A Burger King sign and a Tim Hortons sign are displayed on St. Laurent Boulevard in Ottawa on Monday, August 25, 2014. THE CANADIAN PRESS/Sean KilpatrickSean Kilpatrick/The Canadian Press

What makes a national asset strategic? This is the difficult question the Harper government has wrestled to the ground several times. Potash? Check. The oil sands? Check. Telcos? Check-ish. Now, Ottawa is faced with its most complex foreign-investment challenge to date, one that goes to the core of the nation's identity, that strikes at the very heart of what it means to be part of this land and its people, one where the wrong decision could cost Canada its independence, its values, its soul.

Okay, we're exaggerating. But still – Tim Hortons, people! The American chain Burger King is in merger talks with Tim Hortons. How could that possibly be a net benefit for Canada?
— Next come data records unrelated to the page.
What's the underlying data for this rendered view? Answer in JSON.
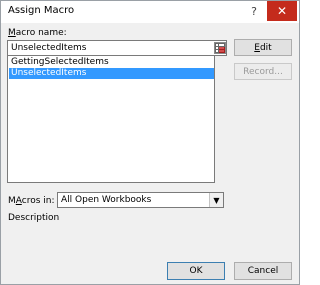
{
  "window": {
    "title": "Assign Macro",
    "help_glyph": "?",
    "close_glyph": "✕"
  },
  "macro_name": {
    "label_accel": "M",
    "label_rest": "acro name:",
    "value": "UnselectedItems"
  },
  "macro_list": {
    "items": [
      {
        "label": "GettingSelectedItems",
        "selected": false
      },
      {
        "label": "UnselectedItems",
        "selected": true
      }
    ]
  },
  "buttons": {
    "edit_accel": "E",
    "edit_rest": "dit",
    "record_label": "Record...",
    "ok_label": "OK",
    "cancel_label": "Cancel"
  },
  "macros_in": {
    "label_accel": "A",
    "label_prefix": "M",
    "label_rest": "cros in:",
    "selected_value": "All Open Workbooks"
  },
  "description": {
    "label": "Description"
  },
  "colors": {
    "selection": "#3399ff",
    "close_button": "#c42b1c"
  }
}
Why not just cancel hockey while we're at it?

Coffee and doughnuts sold by a Canadian company named after an iconic NHL hockey player are arguably as vital a national resource as any ever produced in this country. This is way bigger than Anne Murray, and if a government can make an argument in favour of protecting something as prosaic as potash, as the Harper government did in 2010, it can certainly come up with one in defence of our national hot beverage/dream purveyor.

In preparing its decision to cancel the merger, the Harper government should note that a 2009 Canadian Press Harris-Decima survey found that one out of two Canadians self-identified as "Tim Hortons people." Only one in 10 said they preferred Starbucks. Mr. Harper should also remember that he has so assiduously aligned himself with the ordinary, troop-supporting, hockey-parenting, hard-working-Canadian vibe of Tim Hortons that he was once dubbed "the Tim Hortons prime minister."

And then there is the matter of his skipping an important United Nations meeting in 2009 to attend an event at a Tim Hortons "innovation centre" to celebrate the repatriation of the company's ownership (from Delaware) after an ill-fated merger with another U.S. burger chain, Wendy's. A merger, we might add, that occurred under a Liberal government. "'In so many ways, the story of Tim Hortons is the essential Canadian story,'" Mr. Harper said that day, quoting the historian Pierre Berton.

Is Canada's story for sale to Burger King? Of course not. We await with eagerness the government's tabling of "An Act to Protect Ordinary Canadians from Feeling Uncomfortable about Tim Hortons." It already has our endorsement.